Non ti dico che iturbe li vale...ti dico che i giornalisti dicevano che il Milan aveva offerto più di Juve e Roma..30 mln di euro per l'argentino...e io ti ripeto, che ci avete fatto con quei soldi poi?

di quello sono sicuro anche io...io in un altro topic ho fatto 3 nomi:

Benatia, Xabi Alonso e Dzeko...secondo me potrebbero non essere nomi a caso...vedremo tra qualche mese...

a me hanno insegnato che nessuno ti da nulla gratis...se ti immetono liquidità significa che mister Bee (o in questo caso chi gli sta dietro) vuole qualcosa in cambio...e quel qualcosa è farli guadagnare con un po' di pubblicità per i loro assistiti..


----------



## zlatan (22 Giugno 2015)

Tornando ad Imbula, ma uno che costa 20 milioni, è così un cesso??? Possibile che sia un Gattuso??? Dai io nn ci credo magari scopriamo che alla fine è un discreto giocatore...


----------



## Milanforever26 (22 Giugno 2015)

Black1897 ha scritto:


> Altra trattativa farlocca secondo me...Ti pare che non chiudevano se volevano chiudere?

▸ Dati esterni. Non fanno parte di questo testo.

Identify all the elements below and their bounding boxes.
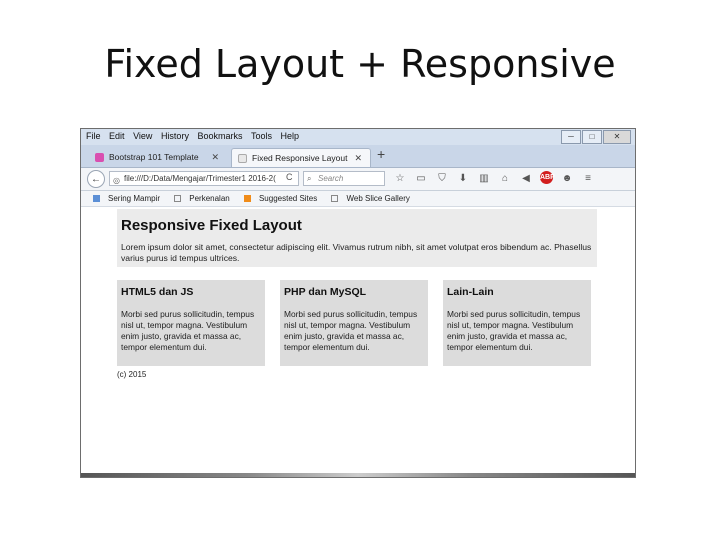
reload-icon[interactable]: C: [286, 172, 293, 182]
globe-icon: ◎: [113, 176, 120, 185]
suggested-sites-icon: [243, 195, 251, 203]
page-footer: (c) 2015: [117, 370, 147, 379]
page-heading: Responsive Fixed Layout: [121, 217, 302, 234]
menu-file[interactable]: File: [86, 129, 101, 144]
close-tab-icon[interactable]: ✕: [354, 149, 362, 167]
clipboard-icon[interactable]: ▭: [414, 171, 428, 186]
bookmark-label: Perkenalan: [189, 194, 230, 203]
send-icon[interactable]: ◀: [519, 171, 533, 186]
page-favicon-icon: [238, 154, 247, 163]
minimize-button[interactable]: ─: [561, 130, 581, 144]
search-input[interactable]: ⌕ Search: [303, 171, 385, 186]
shield-icon[interactable]: ⛉: [435, 171, 449, 186]
close-window-button[interactable]: ✕: [603, 130, 631, 144]
new-tab-button[interactable]: +: [377, 146, 385, 162]
menu-edit[interactable]: Edit: [109, 129, 125, 144]
bookmarks-bar: Sering Mampir Perkenalan Suggested Sites…: [81, 191, 635, 207]
bookmark-item[interactable]: Web Slice Gallery: [325, 191, 410, 206]
menu-bookmarks[interactable]: Bookmarks: [197, 129, 242, 144]
bookmark-label: Sering Mampir: [108, 194, 161, 203]
toolbar-icons: ☆ ▭ ⛉ ⬇ ▥ ⌂ ◀ ABP ☻ ≡: [393, 171, 595, 186]
browser-window: File Edit View History Bookmarks Tools H…: [80, 128, 636, 478]
bookmark-item[interactable]: Sering Mampir: [87, 191, 160, 206]
adblock-icon[interactable]: ABP: [540, 171, 555, 184]
hero-section: Responsive Fixed Layout Lorem ipsum dolo…: [117, 209, 597, 267]
url-bar[interactable]: ◎ file:///D:/Data/Mengajar/Trimester1 20…: [109, 171, 299, 186]
download-icon[interactable]: ⬇: [456, 171, 470, 186]
column-title: PHP dan MySQL: [284, 286, 367, 298]
slide-title: Fixed Layout + Responsive: [104, 42, 616, 86]
home-icon[interactable]: ⌂: [498, 171, 512, 186]
maximize-button[interactable]: □: [582, 130, 602, 144]
navigation-bar: ← ◎ file:///D:/Data/Mengajar/Trimester1 …: [81, 168, 635, 191]
menu-icon[interactable]: ≡: [581, 171, 595, 186]
chat-icon[interactable]: ☻: [560, 171, 574, 186]
bookmark-label: Web Slice Gallery: [346, 194, 410, 203]
bookmark-label: Suggested Sites: [258, 194, 318, 203]
menu-view[interactable]: View: [133, 129, 152, 144]
column-php: PHP dan MySQL Morbi sed purus sollicitud…: [280, 280, 428, 366]
menu-history[interactable]: History: [161, 129, 189, 144]
menubar: File Edit View History Bookmarks Tools H…: [81, 129, 635, 145]
bookmark-item[interactable]: Perkenalan: [168, 191, 230, 206]
bootstrap-favicon-icon: [95, 153, 104, 162]
menu-tools[interactable]: Tools: [251, 129, 272, 144]
columns-row: HTML5 dan JS Morbi sed purus sollicitudi…: [117, 280, 597, 366]
search-icon: ⌕: [307, 174, 312, 183]
bookmark-icon: [93, 195, 100, 203]
back-button[interactable]: ←: [87, 170, 105, 188]
tab-label: Bootstrap 101 Template: [109, 152, 199, 162]
menu-help[interactable]: Help: [281, 129, 300, 144]
column-html5: HTML5 dan JS Morbi sed purus sollicitudi…: [117, 280, 265, 366]
column-lain: Lain-Lain Morbi sed purus sollicitudin, …: [443, 280, 591, 366]
tab-bootstrap-template[interactable]: Bootstrap 101 Template ✕: [89, 148, 227, 167]
column-text: Morbi sed purus sollicitudin, tempus nis…: [447, 309, 581, 352]
column-text: Morbi sed purus sollicitudin, tempus nis…: [284, 309, 418, 352]
bookmark-item[interactable]: Suggested Sites: [238, 191, 317, 206]
folder-icon: [174, 195, 182, 203]
tab-bar: Bootstrap 101 Template ✕ Fixed Responsiv…: [81, 145, 635, 168]
bottom-scrollbar[interactable]: [81, 473, 635, 477]
tab-label: Fixed Responsive Layout: [252, 153, 348, 163]
url-text: file:///D:/Data/Mengajar/Trimester1 2016…: [124, 174, 276, 183]
star-icon[interactable]: ☆: [393, 171, 407, 186]
window-controls: ─ □ ✕: [561, 130, 631, 144]
page-container: Responsive Fixed Layout Lorem ipsum dolo…: [117, 209, 597, 379]
tab-fixed-responsive-layout[interactable]: Fixed Responsive Layout ✕: [231, 148, 371, 167]
column-title: Lain-Lain: [447, 286, 494, 298]
close-tab-icon[interactable]: ✕: [211, 148, 219, 166]
page-viewport: Responsive Fixed Layout Lorem ipsum dolo…: [81, 207, 635, 477]
search-placeholder: Search: [318, 174, 344, 183]
column-title: HTML5 dan JS: [121, 286, 194, 298]
column-text: Morbi sed purus sollicitudin, tempus nis…: [121, 309, 255, 352]
folder-icon: [331, 195, 339, 203]
hero-text: Lorem ipsum dolor sit amet, consectetur …: [121, 242, 592, 263]
library-icon[interactable]: ▥: [477, 171, 491, 186]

In realtà JM era un pallino di Galliani..erano 5 anni che cercava di prenderlo..ma qui il giocatore ha sempre dimostrato secondo me di avere poca voglia di venire al Milan..lo si era capito da subito con tutte quelle dichiarazioni che aspettava altro..se sei al porto a 28 anni e arriva il Milan dovresti fare le capriole e invece questo non ha mai detto manco una volta che era contento ma anzi ha sempre messo il dubbio della serie "non è detto che vada lì" "è un grande club ma ce ne sono altri"


----------



## neversayconte (22 Giugno 2015)

Witsel e Imbula costosissime pippe. 
mi sbaglierò, ma vado a sensazione.


----------



## zlatan (22 Giugno 2015)

neversayconte ha scritto:


> Witsel e Imbula costosissime pippe.
> mi sbaglierò, ma vado a sensazione.



Ma quindi uno buona non c'e' piu'??? A sto punto andiamo a prendere Xabi ALonso che non è un ragazzino ma almeno è buono... Oh ma ho letto pure che si sta liberando Ramos, un bel 50 milioni per lui???


----------



## Jaqen (22 Giugno 2015)

Su Imbula sono fiducioso. [MENTION=221]pennyhill[/MENTION] si è espresso favorevole


----------



## tifoso evorutto (22 Giugno 2015)

zlatan ha scritto:


> Tornando ad Imbula, ma uno che costa 20 milioni, è così un cesso???* Possibile che sia un Gattuso???* Dai io nn ci credo magari scopriamo che alla fine è un discreto giocatore...



Magari!!!!!!!


----------



## Aron (22 Giugno 2015)

zlatan ha scritto:


> Tornando ad Imbula, ma uno che costa 20 milioni, è così un cesso??? Possibile che sia un Gattuso??? Dai io nn ci credo magari scopriamo che alla fine è un discreto giocatore...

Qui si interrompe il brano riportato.